The Last Coyote Excerpt

Bosch cleared all the old mail and carpentry books off the dining room table and placed the binder and his own notebook on top of it.  He went to the stereo and loaded a compact disc, “Clifford Brown with Strings.”  He went to the kitchen and got an ashtray, then he sat down in front of the blue murder book and looked at it for a long time without moving.  The last time he’d had the file, he had barely looked at it as he skimmed through its many pages.  He hadn’t been ready then and had returned it to the archives.

This time, he wanted to be sure he was ready before he opened it, so he sat there for a long time just studying the cracked plastic cover as if it held some clue to his preparedness.  A memory crowded into his mind.  A boy of eleven in a swimming pool clinging to the steel ladder at the side, out of breath and crying, the tears disguised by the water that dripped out of his wet hair.  The boy felt scared.  Alone.  He felt as if the pool were an ocean that he must cross.
Brownie was working through  “Willow Weep for Me,” his trumpet as gentle as a portrait painter’s brush.  Bosch reached for the rubber band he had put around the binder five years earlier and it broke at his touch.  He hesitated only another moment before opening the binder and blowing off the dust.

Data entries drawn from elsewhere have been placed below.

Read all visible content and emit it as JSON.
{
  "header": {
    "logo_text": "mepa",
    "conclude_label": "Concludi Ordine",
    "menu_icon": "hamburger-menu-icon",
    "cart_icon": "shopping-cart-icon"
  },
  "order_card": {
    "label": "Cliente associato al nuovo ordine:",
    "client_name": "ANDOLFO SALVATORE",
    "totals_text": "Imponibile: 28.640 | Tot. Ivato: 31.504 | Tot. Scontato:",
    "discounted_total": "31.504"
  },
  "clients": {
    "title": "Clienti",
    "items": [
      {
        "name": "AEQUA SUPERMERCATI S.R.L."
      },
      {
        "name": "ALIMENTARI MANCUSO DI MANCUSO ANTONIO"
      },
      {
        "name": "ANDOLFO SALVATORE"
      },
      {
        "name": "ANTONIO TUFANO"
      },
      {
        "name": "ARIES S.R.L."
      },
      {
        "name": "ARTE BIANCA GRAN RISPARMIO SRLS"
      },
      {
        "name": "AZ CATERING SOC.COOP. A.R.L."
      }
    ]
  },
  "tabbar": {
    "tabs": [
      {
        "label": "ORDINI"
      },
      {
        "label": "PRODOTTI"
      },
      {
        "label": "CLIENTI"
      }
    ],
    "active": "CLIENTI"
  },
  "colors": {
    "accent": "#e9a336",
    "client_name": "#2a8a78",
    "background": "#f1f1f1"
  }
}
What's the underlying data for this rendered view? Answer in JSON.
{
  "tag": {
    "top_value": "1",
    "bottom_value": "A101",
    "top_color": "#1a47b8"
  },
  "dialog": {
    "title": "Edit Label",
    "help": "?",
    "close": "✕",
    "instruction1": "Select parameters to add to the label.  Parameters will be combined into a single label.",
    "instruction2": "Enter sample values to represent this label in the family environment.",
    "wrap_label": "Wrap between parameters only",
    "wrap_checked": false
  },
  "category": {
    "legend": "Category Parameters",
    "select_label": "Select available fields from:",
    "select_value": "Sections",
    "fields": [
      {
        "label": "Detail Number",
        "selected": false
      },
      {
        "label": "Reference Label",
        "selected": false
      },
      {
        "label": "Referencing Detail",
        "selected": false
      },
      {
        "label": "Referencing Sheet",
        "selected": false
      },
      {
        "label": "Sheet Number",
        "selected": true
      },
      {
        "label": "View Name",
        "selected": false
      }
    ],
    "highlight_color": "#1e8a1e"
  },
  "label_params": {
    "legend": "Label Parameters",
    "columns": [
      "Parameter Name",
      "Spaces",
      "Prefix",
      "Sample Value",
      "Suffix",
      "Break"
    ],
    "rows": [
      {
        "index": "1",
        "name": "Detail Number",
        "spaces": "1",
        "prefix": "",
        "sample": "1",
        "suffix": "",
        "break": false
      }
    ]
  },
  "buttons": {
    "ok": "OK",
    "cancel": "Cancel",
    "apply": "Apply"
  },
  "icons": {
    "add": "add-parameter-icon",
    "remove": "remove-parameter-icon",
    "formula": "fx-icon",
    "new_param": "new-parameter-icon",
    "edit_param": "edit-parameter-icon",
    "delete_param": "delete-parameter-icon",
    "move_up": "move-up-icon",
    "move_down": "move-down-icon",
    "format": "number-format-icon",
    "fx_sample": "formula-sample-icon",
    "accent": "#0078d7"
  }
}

The binder contained the case file on the October 28, 1961, homicide of Marjorie Phillips Lowe.  His mother.
The pages of the binder were brownish yellow and stiff with age.  As he looked at them and read them, Bosch was initially surprised at how little things had changed in nearly thirty-five years.  Many of the investigative forms in the binder were still currently in use.  The Preliminary Report and the Investigating Officer’s Chronological Record were the same as those presently used, save for word changes made to accommodate court rulings and political correctness.  Description boxes marked NEGRO had sometime along the line been changed to BLACK and then AFRICAN-AMERICAN.  The list of motivations on the Preliminary Case Screening chart did not include DOMESTIC VIOLENCE or HATRED/PREJUDICE classifications as they did now.  Interview summary sheets did not include boxes to be checked after Miranda warnings had been given.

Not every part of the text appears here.